Go to top

Ideas

This is a list of ideas for student applications.

If you are a student, learn how to participate!

Scrapy

Static Analysis Tooling

Easy
Description

While using Scrapy, there are certain common issues that are hard to detect. For example, a typo in the name of a setting.

Expected Result

Build a list of common issues in code using Scrapy that could be detected using static code analysis, and build a tool or extend an existing tool to detect those.

Required Skills Regular Expressions
Mentors Adrian
GitHub Issue #4421

MIME Sniffing Library

Intermediate
Description

HTTP responses should include a Content-Type header that indicates the MIME type of the response body.

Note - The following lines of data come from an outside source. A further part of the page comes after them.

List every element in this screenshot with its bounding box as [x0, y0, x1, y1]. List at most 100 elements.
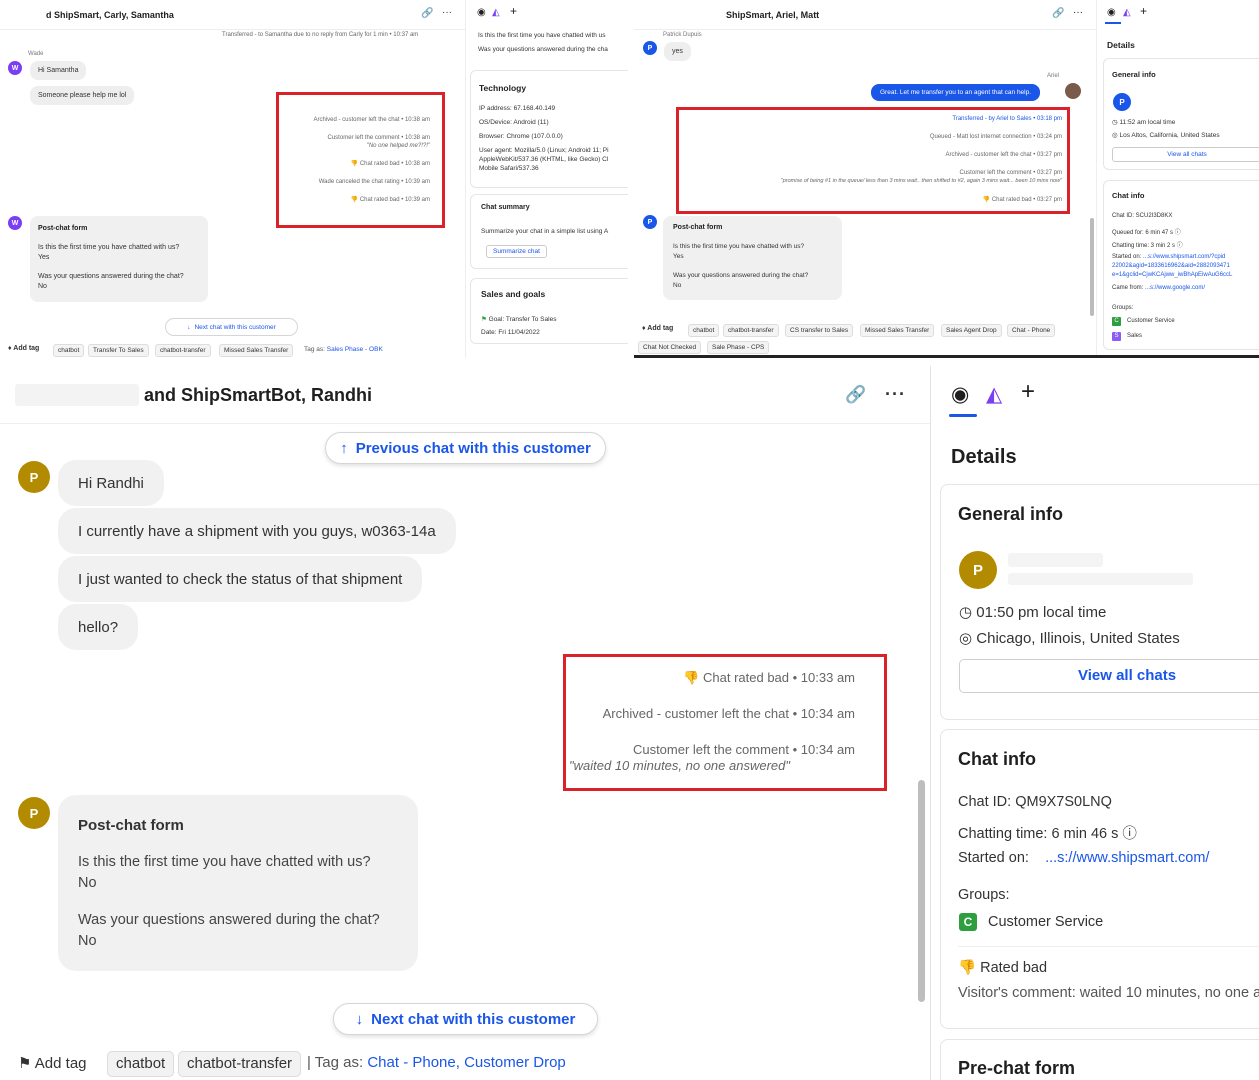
- avatar: P: [959, 551, 997, 589]
- started-link-cont[interactable]: e=1&gclid=CjwKCAjww_iwBhApEiwAuG6ccL: [1112, 272, 1232, 278]
- visitor-comment-text: waited 10 minutes, no one a: [1079, 985, 1259, 1001]
- came-from: Came from: ...s://www.google.com/: [1112, 285, 1205, 291]
- tag[interactable]: Missed Sales Transfer: [219, 344, 294, 357]
- info-icon[interactable]: ⓘ: [1122, 826, 1137, 842]
- chatting-text: Chatting time: 3 min 2 s: [1112, 243, 1176, 249]
- summary-text: Summarize your chat in a simple list usi…: [481, 228, 609, 235]
- tag[interactable]: chatbot: [107, 1051, 175, 1077]
- customer-tab-icon[interactable]: ◉: [951, 382, 969, 407]
- redacted-customer-name: [1008, 553, 1103, 567]
- add-tag-button[interactable]: ♦ Add tag: [642, 325, 673, 332]
- local-time-text: 11:52 am local time: [1119, 119, 1176, 126]
- link-icon[interactable]: 🔗: [845, 385, 866, 405]
- apps-tab-icon[interactable]: ◭: [1123, 7, 1131, 18]
- apps-tab-icon[interactable]: ◭: [492, 7, 500, 18]
- message-bubble: hello?: [58, 604, 139, 650]
- tag-as: | Tag as: Chat - Phone, Customer Drop: [307, 1054, 566, 1071]
- started-link[interactable]: ...s://www.shipsmart.com/: [1045, 850, 1209, 866]
- apps-tab-icon[interactable]: ◭: [986, 382, 1002, 407]
- chat-id: Chat ID: QM9X7S0LNQ: [958, 794, 1112, 810]
- view-all-chats-button[interactable]: View all chats: [959, 659, 1259, 693]
- scrollbar[interactable]: [918, 780, 925, 1002]
- group-name: Customer Service: [988, 914, 1104, 930]
- queued-time: Queued for: 6 min 47 s ⓘ: [1112, 227, 1181, 236]
- general-info-card: General info P ◷ 01:50 pm local time ◎ C…: [940, 484, 1259, 720]
- chatting-time: Chatting time: 6 min 46 s ⓘ: [958, 822, 1137, 843]
- form-answer: No: [38, 283, 47, 290]
- rated-bad: 👎 Rated bad: [958, 959, 1047, 976]
- add-tab-icon[interactable]: +: [1021, 378, 1035, 406]
- next-chat-button[interactable]: ↓ Next chat with this customer: [333, 1003, 598, 1035]
- more-icon[interactable]: ···: [442, 7, 452, 18]
- avatar: P: [643, 41, 657, 55]
- tag[interactable]: Sales Agent Drop: [941, 324, 1002, 337]
- location-text: Los Altos, California, United States: [1119, 132, 1220, 139]
- tag-as-value[interactable]: Sales Phase - OBK: [327, 346, 383, 353]
- tag[interactable]: chatbot: [688, 324, 720, 337]
- card-title: Chat info: [958, 749, 1036, 769]
- message-bubble: Hi Samantha: [30, 61, 87, 80]
- location-pin-icon: ◎: [959, 630, 973, 647]
- redacted-name: [15, 384, 139, 406]
- chatting-time: Chatting time: 3 min 2 s ⓘ: [1112, 240, 1183, 249]
- group-badge: S: [1112, 332, 1121, 341]
- card-title: Chat summary: [481, 204, 530, 211]
- scrollbar[interactable]: [1090, 218, 1094, 316]
- tag[interactable]: chatbot-transfer: [155, 344, 211, 357]
- highlight-box: [276, 92, 445, 228]
- general-info-card: General info P ◷ 11:52 am local time ◎ L…: [1103, 58, 1259, 170]
- add-tab-icon[interactable]: +: [510, 4, 517, 18]
- came-link[interactable]: ...s://www.google.com/: [1145, 285, 1205, 291]
- tag[interactable]: Chat Not Checked: [638, 341, 702, 354]
- highlight-box: [676, 107, 1070, 214]
- add-tag-button[interactable]: ♦ Add tag: [8, 345, 39, 352]
- started-link-cont[interactable]: 22002&agid=1833616962&aid=2882093471: [1112, 263, 1230, 269]
- form-question: Is this the first time you have chatted …: [78, 854, 371, 870]
- more-icon[interactable]: ···: [1073, 7, 1083, 18]
- tag-as-value[interactable]: Chat - Phone, Customer Drop: [367, 1054, 565, 1071]
- link-icon[interactable]: 🔗: [421, 8, 433, 19]
- sender-name: Patrick Dupuis: [663, 32, 702, 38]
- group-badge: C: [959, 913, 977, 931]
- flag-icon: ⚑: [481, 316, 487, 323]
- divider: [958, 946, 1259, 947]
- add-tag-label: Add tag: [647, 325, 674, 332]
- details-heading: Details: [951, 446, 1017, 468]
- customer-tab-icon[interactable]: ◉: [1107, 7, 1116, 18]
- add-tag-label: Add tag: [13, 345, 40, 352]
- tab-underline: [1105, 22, 1121, 24]
- tag[interactable]: chatbot-transfer: [723, 324, 779, 337]
- add-tag-button[interactable]: ⚑ Add tag: [18, 1054, 87, 1072]
- message-bubble: I currently have a shipment with you guy…: [58, 508, 456, 554]
- thumbs-down-icon: 👎: [958, 960, 977, 976]
- tag[interactable]: Sale Phase - CPS: [707, 341, 770, 354]
- view-all-chats-button[interactable]: View all chats: [1112, 147, 1259, 162]
- location: ◎ Los Altos, California, United States: [1112, 131, 1220, 139]
- visitor-comment: Visitor's comment: waited 10 minutes, no…: [958, 985, 1259, 1001]
- info-icon[interactable]: ⓘ: [1177, 243, 1183, 249]
- post-chat-form: Post-chat form Is this the first time yo…: [30, 216, 208, 302]
- details-heading: Details: [1107, 40, 1135, 50]
- started-link[interactable]: ...s://www.shipsmart.com/?cpid: [1143, 254, 1225, 260]
- tag[interactable]: CS transfer to Sales: [785, 324, 854, 337]
- summarize-button[interactable]: Summarize chat: [486, 245, 547, 258]
- link-icon[interactable]: 🔗: [1052, 8, 1064, 19]
- transfer-note: Transferred - to Samantha due to no repl…: [222, 32, 419, 38]
- tag[interactable]: chatbot: [53, 344, 85, 357]
- customer-tab-icon[interactable]: ◉: [477, 7, 486, 18]
- previous-chat-button[interactable]: ↑ Previous chat with this customer: [325, 432, 606, 464]
- tag-as: Tag as: Sales Phase - OBK: [304, 346, 383, 353]
- group-name: Customer Service: [1127, 318, 1175, 324]
- tag[interactable]: Chat - Phone: [1007, 324, 1056, 337]
- next-chat-button[interactable]: ↓ Next chat with this customer: [165, 318, 298, 336]
- chat-header: and ShipSmartBot, Randhi 🔗 ···: [0, 366, 930, 424]
- tag[interactable]: chatbot-transfer: [178, 1051, 302, 1077]
- user-agent: Mobile Safari/537.36: [479, 165, 539, 172]
- more-icon[interactable]: ···: [885, 384, 906, 405]
- tag[interactable]: Transfer To Sales: [88, 344, 149, 357]
- add-tab-icon[interactable]: +: [1140, 4, 1147, 18]
- tag[interactable]: Missed Sales Transfer: [860, 324, 935, 337]
- info-icon[interactable]: ⓘ: [1175, 230, 1181, 236]
- sales-goals-card: Sales and goals ⚑ Goal: Transfer To Sale…: [470, 278, 628, 344]
- local-time: ◷ 01:50 pm local time: [959, 603, 1106, 621]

However, responses do not always include such a header, and sometimes they include it but the specified MIME type does not really match the response body.

Expected Result

Create a Python library that implements the complete MIME Sniffing Standard.

Stretch Goals

Integrate the resulting library into Scrapy.

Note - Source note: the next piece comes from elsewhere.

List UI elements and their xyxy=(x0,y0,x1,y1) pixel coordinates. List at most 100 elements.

Required Skills HTTP, Interface Design
Mentors Adrian
GitHub Issue #4240

Scrapy FEEDS enhancements

Intermediate
Description

This is a collection of small improvements that have been asked over time for scrapy’s FEEDS delivery.

Expected Result

Improve scrapy’s FEED delivery capabilities.

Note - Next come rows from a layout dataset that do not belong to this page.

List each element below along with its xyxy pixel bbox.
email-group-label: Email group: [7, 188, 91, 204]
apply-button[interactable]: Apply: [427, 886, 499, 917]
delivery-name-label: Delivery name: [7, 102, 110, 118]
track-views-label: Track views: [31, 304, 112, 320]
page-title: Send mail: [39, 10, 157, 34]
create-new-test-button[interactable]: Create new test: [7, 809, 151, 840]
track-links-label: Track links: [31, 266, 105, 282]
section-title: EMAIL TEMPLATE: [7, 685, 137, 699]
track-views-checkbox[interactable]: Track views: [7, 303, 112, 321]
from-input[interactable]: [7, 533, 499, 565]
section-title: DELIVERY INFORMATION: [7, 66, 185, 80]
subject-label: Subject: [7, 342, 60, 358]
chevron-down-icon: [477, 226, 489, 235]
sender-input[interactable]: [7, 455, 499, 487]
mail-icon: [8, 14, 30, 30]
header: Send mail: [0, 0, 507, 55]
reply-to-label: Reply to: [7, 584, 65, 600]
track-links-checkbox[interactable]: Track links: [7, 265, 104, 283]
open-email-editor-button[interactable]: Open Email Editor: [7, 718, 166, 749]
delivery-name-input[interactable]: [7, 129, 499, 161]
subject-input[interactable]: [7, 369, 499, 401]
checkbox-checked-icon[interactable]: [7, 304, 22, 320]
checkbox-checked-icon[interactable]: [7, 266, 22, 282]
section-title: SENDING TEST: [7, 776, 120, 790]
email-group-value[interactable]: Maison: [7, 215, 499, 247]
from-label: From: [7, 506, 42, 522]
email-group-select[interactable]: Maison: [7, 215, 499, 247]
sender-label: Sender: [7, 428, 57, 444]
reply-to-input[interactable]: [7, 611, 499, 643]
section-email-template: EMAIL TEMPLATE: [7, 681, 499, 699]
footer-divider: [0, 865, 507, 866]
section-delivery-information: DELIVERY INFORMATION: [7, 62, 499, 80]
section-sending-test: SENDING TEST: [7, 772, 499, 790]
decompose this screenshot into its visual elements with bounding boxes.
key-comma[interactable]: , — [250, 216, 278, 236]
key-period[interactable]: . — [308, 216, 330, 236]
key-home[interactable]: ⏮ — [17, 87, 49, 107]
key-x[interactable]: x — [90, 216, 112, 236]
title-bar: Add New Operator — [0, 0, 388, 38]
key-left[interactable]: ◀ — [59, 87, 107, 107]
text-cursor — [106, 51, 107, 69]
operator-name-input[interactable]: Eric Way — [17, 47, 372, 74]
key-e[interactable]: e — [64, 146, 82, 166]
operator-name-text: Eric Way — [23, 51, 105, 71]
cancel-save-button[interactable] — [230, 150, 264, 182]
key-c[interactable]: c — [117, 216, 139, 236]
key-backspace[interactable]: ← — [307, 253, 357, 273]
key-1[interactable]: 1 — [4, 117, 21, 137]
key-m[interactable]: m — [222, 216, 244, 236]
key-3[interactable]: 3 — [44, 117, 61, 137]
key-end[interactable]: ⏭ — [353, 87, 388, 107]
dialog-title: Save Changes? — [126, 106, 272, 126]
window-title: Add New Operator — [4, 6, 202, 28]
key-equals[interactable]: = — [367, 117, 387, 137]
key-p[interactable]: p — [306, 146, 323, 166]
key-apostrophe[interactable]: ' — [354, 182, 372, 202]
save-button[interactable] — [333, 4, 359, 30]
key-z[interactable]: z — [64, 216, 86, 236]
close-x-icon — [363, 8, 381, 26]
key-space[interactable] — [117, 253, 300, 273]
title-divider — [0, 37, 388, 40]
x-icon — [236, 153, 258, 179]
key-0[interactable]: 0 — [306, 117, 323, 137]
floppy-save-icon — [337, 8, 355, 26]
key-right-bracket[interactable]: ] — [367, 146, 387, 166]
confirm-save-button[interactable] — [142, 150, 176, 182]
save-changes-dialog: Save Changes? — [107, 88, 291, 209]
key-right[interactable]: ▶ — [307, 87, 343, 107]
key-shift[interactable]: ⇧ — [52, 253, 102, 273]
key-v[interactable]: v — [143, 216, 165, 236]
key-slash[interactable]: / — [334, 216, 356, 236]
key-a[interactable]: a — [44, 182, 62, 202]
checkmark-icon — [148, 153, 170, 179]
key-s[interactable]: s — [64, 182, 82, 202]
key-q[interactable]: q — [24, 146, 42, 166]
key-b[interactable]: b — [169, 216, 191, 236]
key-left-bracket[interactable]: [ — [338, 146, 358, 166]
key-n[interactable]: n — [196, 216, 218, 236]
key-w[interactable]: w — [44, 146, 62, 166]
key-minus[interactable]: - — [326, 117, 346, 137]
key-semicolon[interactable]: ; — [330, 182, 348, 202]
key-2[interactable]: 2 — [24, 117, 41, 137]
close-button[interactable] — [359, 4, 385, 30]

Required Skills Compression, Interface Design, A bit of scrapy internals
Mentors Julio
GitHub Issue #4963

Handle 429s properly

Easy
Description

Currently scrapy doesn’t handle 429s properly. So, whenever we get 429 response code, we should update throttling configs and concurrency to adapt to the new rate.

Expected Result

A new middleware/extension that will handle 429 response codes and adjust request rates properly.

Required Skills HTTP
Mentors Julio
GitHub Issue #4424

Dateparser

Performance Optimizations

Intermediate
Description

We believe there is much room for improvement in the performance of Dateparser. Moreover, the current implementation is not thread-safe.

Expected Result

Profile and optimize the performance of the library.

Stretch Goals

Make the library thread-safe.

Required Skills Profiling, Algorithms, Data Structures, Multithreading
Mentors Adrian
GitHub Issue #624

Better Language Detection

Intermediate
Description

Currently language detection is rudimentary and often causes incorrect interpretation of dates.

Expected Result

Improve how language detection works. Plugging-in an optional language detection library is an option.

Required Skills Natural Language Processing
Mentors Adrian
GitHub Issue #612

Parsel

HTML5 Support

Easy
Description

When you inspect a website element in a web browser, you get a DOM-based HTML tree that is different from the actual, underlying HTML tree. This makes it difficult to translate what you find in a web browser into an XPath or CSS expression that can work in Parsel. More so when the underlying HTML is actually broken.

Expected Result

Extend Parsel to support different HTML parsers, and add support for additional HTML parsers.

Required Skills HTML, Interface Design
Mentors Andrey, Adrian
GitHub Issue #83

cssselect

Extend CSS Selectors Level 4 Support

Advanced
Description

There is a W3C working draft for additional CSS selectors that adds many features

Expected Result

Extend cssselect to support additional CSS Selectors Level 4 that can be translated into XPath 1.0.

Required Skills CSS, XPath 1.0, Syntax Parsing
Mentors Andrey, Adrian
GitHub Issue #108